Spektakuläre Tritte in Hülle und Fülle – sonst nichts?
Warum Superstars es dennoch trainieren.
URSPRUNG
Die genauen Ursprünge des modernen Taekwondo sind umstritten. Eins ist sicher: Es wurde 1955 von Choi Hong Hi als moderner Sport gegründet und hat seine Wurzeln im japanischen Karate und der uralten koreanischen Kampfkunst Taekyon, an der man sich bei der Namensgebung bewusst orientierte. Obwohl das Taekwondo in Korea unter Streitigkeiten zweier großer Lager litt, wurde es rechtzeitig zu den Olympischen Spielen in Seoul 1988 als Demonstrationswettbewerb zugelassen. Seit 2000 ist es fester Bestandteil der Olympischen Spiele. Heute ist Taekwondo ein moderner Wettkampfsport, den Schätzungen zufolge über 70 Millionen Menschen weltweit trainieren.
DER KLASSISCHE TAEKWONDO–KAMPF
Nach den bei Olympia verwendeten Regeln kämpfen die zwei Athleten auf einer zehn mal zehn Meter großen Fläche.
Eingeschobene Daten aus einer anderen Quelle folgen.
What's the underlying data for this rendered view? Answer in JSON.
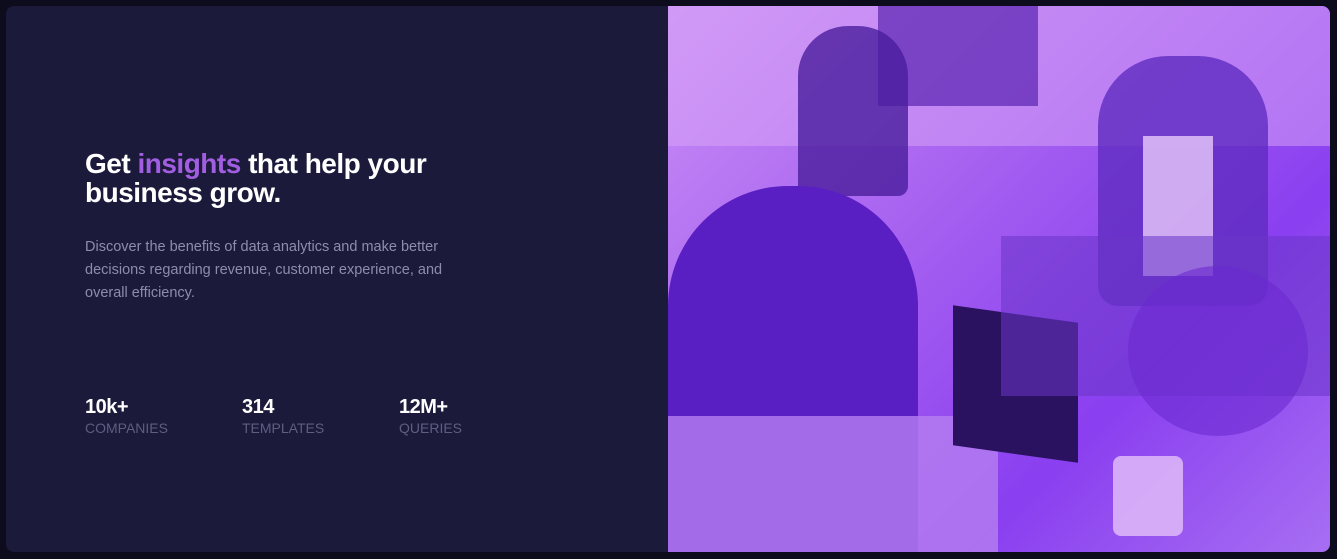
{
  "hero": {
    "title_before": "Get ",
    "title_accent": "insights",
    "title_after": " that help your business grow.",
    "description": "Discover the benefits of data analytics and make better decisions regarding revenue, customer experience, and overall efficiency.",
    "stats": [
      {
        "value": "10k+",
        "label": "COMPANIES"
      },
      {
        "value": "314",
        "label": "TEMPLATES"
      },
      {
        "value": "12M+",
        "label": "QUERIES"
      }
    ]
  },
  "colors": {
    "background": "#1b1a3b",
    "accent": "#a25ee0",
    "photo_tint": "#9b4ff0"
  },
  "image": {
    "description_icon": "office-team-photo"
  }
}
Sie tragen den Dobok, eine dünne Schlupfjacke und eine weite Hose, die den Kämpfern problemlos selbst die artistischsten Manöver ermöglichen. Des Weiteren tragen sie einen weichen Helm, sowie mehrere Teile einer Schutzausrüstung. Die Kämpfer versuchen sich mittels spektakulären und dynamischen Faust- und Tritttechniken zu treffen und den Gegner auszuknocken oder auszupunkten. Da keine Schläge zum Kopf und keine Tritte unterhalb des Oberkörpers erlaubt sind, liegt der Fokus bei den Kämpfen ganz klar auf den blitzschnellen, akrobatischen Tritten zum Kopf, die mehr Punkte bringen – und häufig spektakuläre Knock-Outs nach sich ziehen.
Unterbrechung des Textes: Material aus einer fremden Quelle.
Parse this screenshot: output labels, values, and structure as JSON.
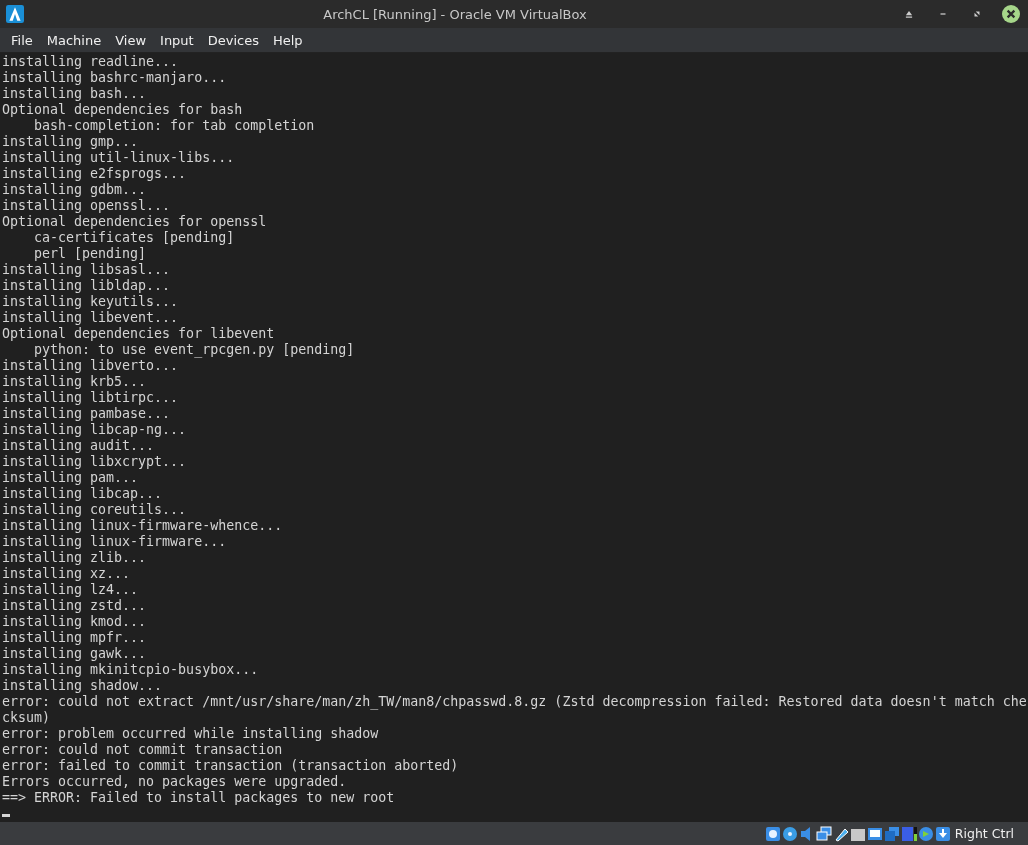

DIE WAFFEN EINES TAEKWONDO–KÄMPFERS
Die große Stärke des Taekwondo ist ohne Frage die schiere Masse und Klasse an artistischen Tritten, die der ahnungslose Gegner kaum kennt und daher auch nur schwer verteidigen kann, wenn sie perfekt getimed werden. Was die große Schwäche des Taekwondo ins Spiel bringt: Landet ein Tritt nicht im Ziel – speziell eine eingedrehte Tritttechnik – ist man meist offen für einen Konter. Da lacht der Ringer oder Boxer, der den Gegner direkt packt und zu Boden bringt oder ihm einen knackigen Schlag verpasst. Weder Bodenkampf, noch Schläge zum Kopf sind Taekwondo-Kämpfer aus ihrem Training gewohnt, wobei sie zumindest aufgrund ihrer Flinkheit meist gute Reflexe entwickelt haben, um gegnerischen Treffern elegant aus dem Weg zu gehen.
BEKANNTE GESICHTER
Reine Taekwondo-Kämpfer haben sich selbst zu Beginn des Sports kaum in den Käfig gewagt. Brutalo Pat Smith vertrat die Sportart offiziell als Schwarzgurt bei UFC 1, profitierte im Kampf aber deutlich mehr von seiner Aggression und Schlagkraft als von feiner Technik. Taekwondo geriet eine zeitlang in Vergessenheit, bis Anthony Pettis 2010 die Welt mit seinem filmreifen Matrix-Kick schockte. Seither verzückt der 3. Dan Schwarzgurt die Fans immer wieder mit Tritten, die man vorher so im MMA noch nie gesehen hat. Ein Jahr nach Pettis legte der Tschetschene Adam Khaliev noch einen drauf, als er einen Gegner mit einem Tornado Kick K.O. trat. Bei diesem Tritt wirbelt der Kämpfer um 360 Grad und springt in einen Halbkreisfußstoß, der auf Schläfe oder Kiefer zielt – oft mit verheerendem Ergebnis.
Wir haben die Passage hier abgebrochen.